Click—Click—Click!!!
The pages accumulated in a growing pile, some sliding to the floor and drifting away in the gentle air circulation.
Adam picked up one of the sheets from the floor with two fingers and held it at an angle to examine it by the moonlight flowing through the window. His expression turned bewildered.
He set the page down without comment.
Like ghosts, the two men drifted up to the third floor through the silence of the sleeping house and opened the door to Luna's bedroom.
On the large bed lay three females of different ages.
A young girl of only a few years was curled in her mother's arms, a naive smile resting at her face. The mother's arm encircled her daughter, and judging from her deep, even snoring, she too was sleeping soundly.
The last was Luna herself.
She lay on her side facing the window, positioned closest to the curtains that moved and parted in the breeze. The wafting curtains parted now and then to let moonlight fall across her cheek.
Without the peculiar, scattered, dreaming character she wore while awake, Luna in sleep possessed something refined. An unguarded stillness.
Her desk held spellbooks and Hogwarts holiday assignments alongside a small, handmade miniature garden. Lucius bent and narrowed his eyes to examine it.
Adam moved closer to stand beside Lucius. The two men stood over in silence for a moment.
It seemed the girl's presence at their gathering had been nothing more than a chance accident.
But—
Adam turned from the desk. His expression went cold. Fixing his gaze on the girl lying in the moonlight, he slowly raised his arm.
Lucius's face shifted. He seized Adam's wrist at once.

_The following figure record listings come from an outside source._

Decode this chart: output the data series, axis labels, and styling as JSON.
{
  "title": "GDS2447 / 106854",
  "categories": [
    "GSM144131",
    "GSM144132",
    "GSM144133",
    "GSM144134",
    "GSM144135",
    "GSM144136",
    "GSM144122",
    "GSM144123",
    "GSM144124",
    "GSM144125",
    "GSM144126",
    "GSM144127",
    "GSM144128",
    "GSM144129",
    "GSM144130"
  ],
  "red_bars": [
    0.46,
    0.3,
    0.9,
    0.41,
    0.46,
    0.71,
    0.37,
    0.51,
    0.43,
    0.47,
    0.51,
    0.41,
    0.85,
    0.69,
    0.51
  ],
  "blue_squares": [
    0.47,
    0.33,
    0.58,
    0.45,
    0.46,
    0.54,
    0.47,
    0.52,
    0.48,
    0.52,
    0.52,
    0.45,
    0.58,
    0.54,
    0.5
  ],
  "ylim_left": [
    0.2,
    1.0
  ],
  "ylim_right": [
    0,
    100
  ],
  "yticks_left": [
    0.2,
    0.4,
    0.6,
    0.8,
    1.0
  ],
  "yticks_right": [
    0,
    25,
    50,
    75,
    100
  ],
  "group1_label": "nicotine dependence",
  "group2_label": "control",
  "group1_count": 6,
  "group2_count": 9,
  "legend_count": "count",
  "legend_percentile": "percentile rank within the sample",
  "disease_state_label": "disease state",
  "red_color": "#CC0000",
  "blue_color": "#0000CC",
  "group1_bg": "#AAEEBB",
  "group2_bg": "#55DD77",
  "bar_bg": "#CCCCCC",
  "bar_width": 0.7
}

'Since when did Death Eaters learn to go soft?'
Lucius read the question in Adam's eyes as it was directed at him.
'Don't forget John Cena, who is at the foot of the hill. The man is already committed to our purpose and could be further useful. Killing his wife and daughter now would not be wise.'
Lucius's lips moved subtly.
Adam's eyes wavered. His gaze moved slowly from Lucius's face to the sleeping girl and back again.
At last, he lowered his wand.
A soft wind moved through the curtains, stirring the room and both men vanished from the room.
Moonlight, clear as still water, continued its slow movement across the bedroom walls. The curtains drifted.
In that restored silence, the girl on the bed had already opened her silver eyes.